The episodes all move along quickly - each of the three stories runs roughly eight minutes each - and the characters, as simple as they are, are quite fun. The dialogue is hammy but it suits the material well and the sound effects and music should definitely send out some waves of nostalgia to those who remember the show from either its original run or the various syndicated reruns which have been broadcast over the last four decades. The series stands as a sterling example of the sixties pop art aesthetic and as a testament to Toth's unsung creative talents - it's also a heck of a lot of goofy, interstellar fun.

The episodes in this set are presented as follows:

Disc 1 Side 1:

1 - The Heat Thing / The Worm People / Zorak
2 - Creature King / The Treemen / The Lizard Slavers
3 - The Web / The Sacrifice / Homing Device
4 - The Drone / The Moss Men / The Sandman

Disc 1 Side 2:

5 - The Robot Master / Marooned / The Energy Monster
6 - Hi-Jackers / Giant Ants / The Lure
7 - The Schemer / The Rock Pygmies / The Evil Collector
8 - Lokar - King Of The Killer Locusts / Danger River / Brago
9 - The Cyclopeds / The Fire God / Space Sargasso
10 - The Iceman / The Vampire Men / The Time Machine
11 - The Space Birds / The Wolf People / Attack Of The Saucer Crab
12 - Nightmare Planet / Valley Of The Giants / Space Armada

Disc 2 Side 1:

13 - Ruler Of The Rock Robots / The Bird Riders / The Challenge
14 - Jungle Planet / The Marksman / Revenge Of The Spider Woman
15 - The Space Ark / The Terrible Chase / Glasstor
16 - The Space Piranhas / The Spear Warrirors / The Sorceror
17 - The Ovens Of Moltar / The Ant Warriors / Transor - The Matter Mover
18 - The Looters / The Mighty Snow Creature / The Gargoyloids
19 - The Meeting / Clutches Of The Creature King / The Deadly Trap
20 - The Molten Monsters Of Moltar / Two Faces Of Doom / The Final Encounter



Each and every one of these episodes was originally devised to be shown on television so the 1.33.1 fullframe aspect ratio in which they are presented in this set is as it should be. In terms of image quality, everything looks pretty good here. There is a little bit of grain here and there and if you look for them you'll pick up on some random specks but aside from that, the episodes look quite good. Color reproduction is solid, black levels are strong and quite consistent and for a four decade old cartoon, there's little to complain about here in terms of presentation.

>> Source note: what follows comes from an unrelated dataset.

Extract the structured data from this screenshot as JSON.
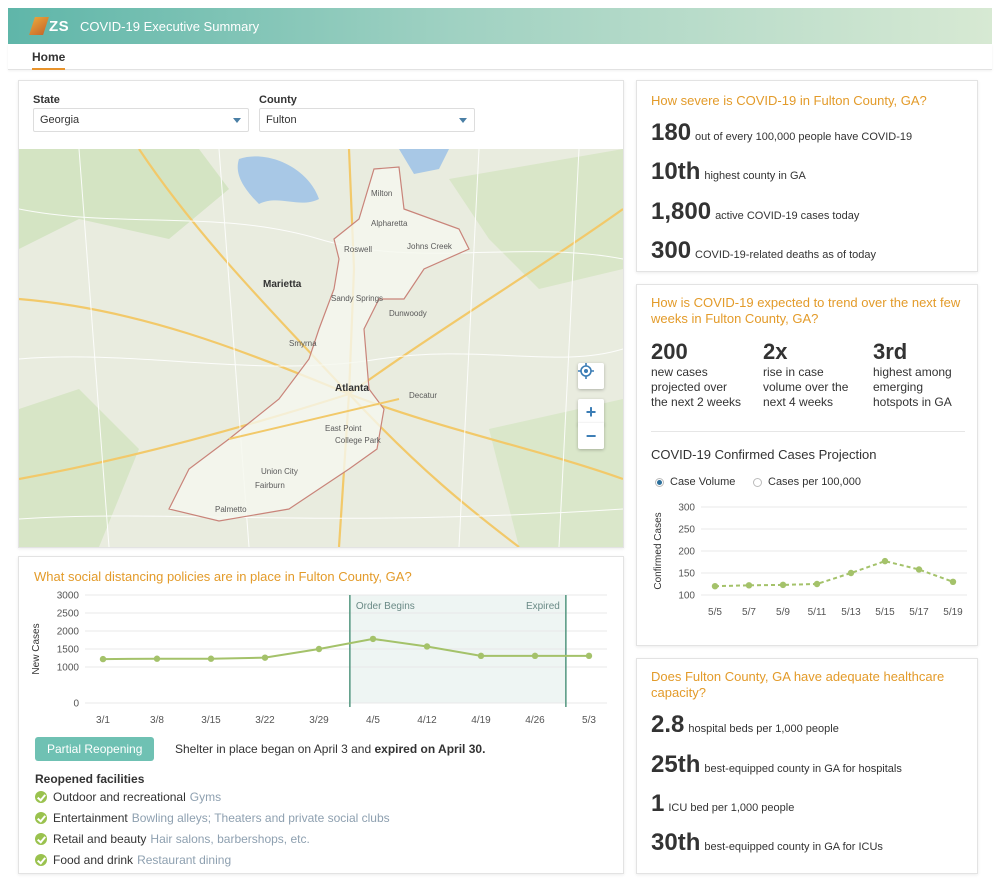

The English language Dolby Digital Mono sound in this set is fine even if it does show its age a little bit. There's not much to these tracks, they're pretty basic, but the DVDs do a fine job of replicating their low-fi feel and sound and you can't really fault them for that. Dialogue is clean and clear and there are no problems to report in regards to hiss or distortion. Everything sounds a bit flat but that's probably to be expected to a certain extent and as such it's forgivable. Optional English closed captioning is provided for each episode.

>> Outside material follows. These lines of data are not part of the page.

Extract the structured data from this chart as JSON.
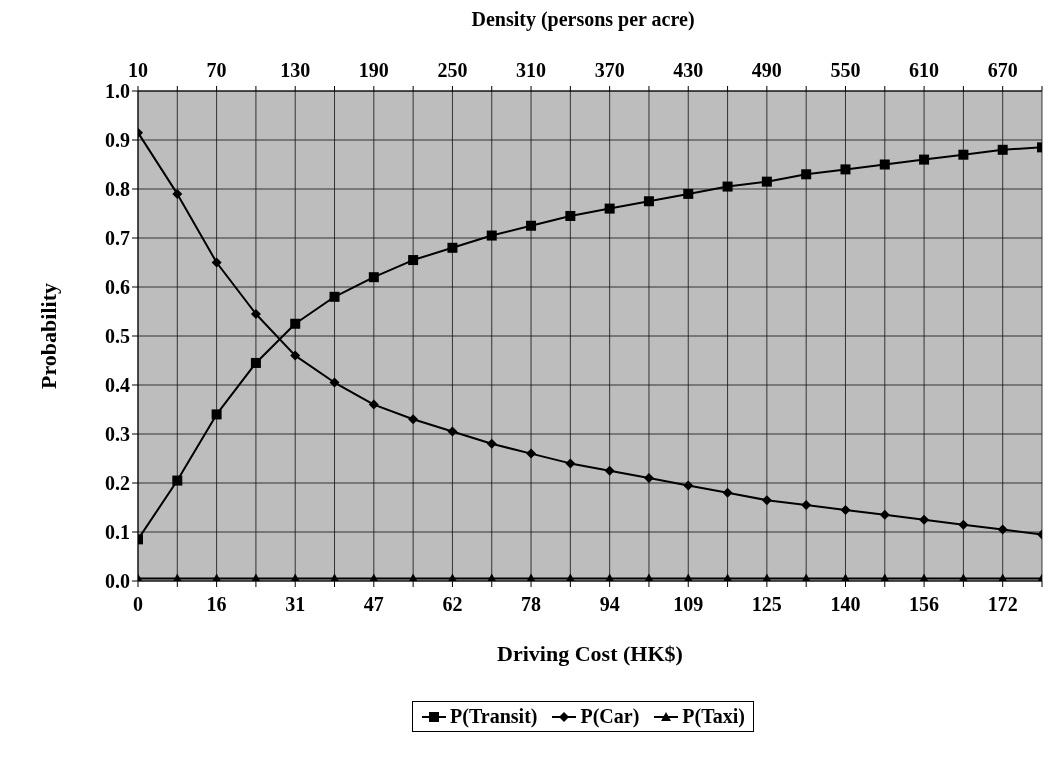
{
  "chart_data": {
    "type": "line",
    "xlabel": "Driving Cost (HK$)",
    "x2label": "Density (persons per acre)",
    "ylabel": "Probability",
    "x": [
      0,
      7.8,
      15.6,
      23.4,
      31.2,
      39,
      46.8,
      54.6,
      62.4,
      70.2,
      78,
      85.8,
      93.6,
      101.4,
      109.2,
      117,
      124.8,
      132.6,
      140.4,
      148.2,
      156,
      163.8,
      171.6,
      179.4
    ],
    "series": [
      {
        "name": "P(Transit)",
        "color": "#000000",
        "marker": "square",
        "values": [
          0.085,
          0.205,
          0.34,
          0.445,
          0.525,
          0.58,
          0.62,
          0.655,
          0.68,
          0.705,
          0.725,
          0.745,
          0.76,
          0.775,
          0.79,
          0.805,
          0.815,
          0.83,
          0.84,
          0.85,
          0.86,
          0.87,
          0.88,
          0.885
        ]
      },
      {
        "name": "P(Car)",
        "color": "#000000",
        "marker": "diamond",
        "values": [
          0.915,
          0.79,
          0.65,
          0.545,
          0.46,
          0.405,
          0.36,
          0.33,
          0.305,
          0.28,
          0.26,
          0.24,
          0.225,
          0.21,
          0.195,
          0.18,
          0.165,
          0.155,
          0.145,
          0.135,
          0.125,
          0.115,
          0.105,
          0.095
        ]
      },
      {
        "name": "P(Taxi)",
        "color": "#000000",
        "marker": "triangle",
        "values": [
          0.005,
          0.005,
          0.005,
          0.005,
          0.005,
          0.005,
          0.005,
          0.005,
          0.005,
          0.005,
          0.005,
          0.005,
          0.005,
          0.005,
          0.005,
          0.005,
          0.005,
          0.005,
          0.005,
          0.005,
          0.005,
          0.005,
          0.005,
          0.005
        ]
      }
    ],
    "xlim": [
      0,
      179.4
    ],
    "xticks": [
      0,
      {
        "value": 7.8,
        "label": null
      },
      {
        "value": 15.6,
        "label": "16"
      },
      {
        "value": 23.4,
        "label": null
      },
      {
        "value": 31.2,
        "label": "31"
      },
      {
        "value": 39,
        "label": null
      },
      {
        "value": 46.8,
        "label": "47"
      },
      {
        "value": 54.6,
        "label": null
      },
      {
        "value": 62.4,
        "label": "62"
      },
      {
        "value": 70.2,
        "label": null
      },
      {
        "value": 78,
        "label": "78"
      },
      {
        "value": 85.8,
        "label": null
      },
      {
        "value": 93.6,
        "label": "94"
      },
      {
        "value": 101.4,
        "label": null
      },
      {
        "value": 109.2,
        "label": "109"
      },
      {
        "value": 117,
        "label": null
      },
      {
        "value": 124.8,
        "label": "125"
      },
      {
        "value": 132.6,
        "label": null
      },
      {
        "value": 140.4,
        "label": "140"
      },
      {
        "value": 148.2,
        "label": null
      },
      {
        "value": 156,
        "label": "156"
      },
      {
        "value": 163.8,
        "label": null
      },
      {
        "value": 171.6,
        "label": "172"
      },
      {
        "value": 179.4,
        "label": null
      }
    ],
    "x2lim": [
      10,
      700
    ],
    "x2ticks": [
      10,
      {
        "value": 40,
        "label": null
      },
      70,
      {
        "value": 100,
        "label": null
      },
      130,
      {
        "value": 160,
        "label": null
      },
      190,
      {
        "value": 220,
        "label": null
      },
      250,
      {
        "value": 280,
        "label": null
      },
      310,
      {
        "value": 340,
        "label": null
      },
      370,
      {
        "value": 400,
        "label": null
      },
      430,
      {
        "value": 460,
        "label": null
      },
      490,
      {
        "value": 520,
        "label": null
      },
      550,
      {
        "value": 580,
        "label": null
      },
      610,
      {
        "value": 640,
        "label": null
      },
      670,
      {
        "value": 700,
        "label": null
      }
    ],
    "ylim": [
      0,
      1
    ],
    "yticks": [
      {
        "value": 0,
        "label": "0.0"
      },
      {
        "value": 0.1,
        "label": "0.1"
      },
      {
        "value": 0.2,
        "label": "0.2"
      },
      {
        "value": 0.3,
        "label": "0.3"
      },
      {
        "value": 0.4,
        "label": "0.4"
      },
      {
        "value": 0.5,
        "label": "0.5"
      },
      {
        "value": 0.6,
        "label": "0.6"
      },
      {
        "value": 0.7,
        "label": "0.7"
      },
      {
        "value": 0.8,
        "label": "0.8"
      },
      {
        "value": 0.9,
        "label": "0.9"
      },
      {
        "value": 1,
        "label": "1.0"
      }
    ],
    "grid": true,
    "legend": "bottom",
    "line_style": "solid"
  }
}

Aside from some nifty menus, nice packaging and episode selection menus the only extra feature of note is a brief documentary entitled The Life And Art Of Alex Toth (contained on the second side of the second disc) which is an interesting biographical piece on Space Ghost creator Alex Toth. While Toth's output was large enough that a lengthier piece could easily be done on his career, this is at least a well put together segment that at least pays tribute to the man and his legacy even if a bit more depth on the subject would have been very welcome.

Final Thoughts:

Space Ghost And Dino Boy: The Complete Series is obviously a very different show than the Adult Swim series but fans of sixties superheroes and vintage Hanna-Barbera animation or Alex Toth should definitely enjoy this series. It's campy but fun with some interesting and enduring characters. More extras would have helped the package a bit but the presentation is nice, consider this set recommended.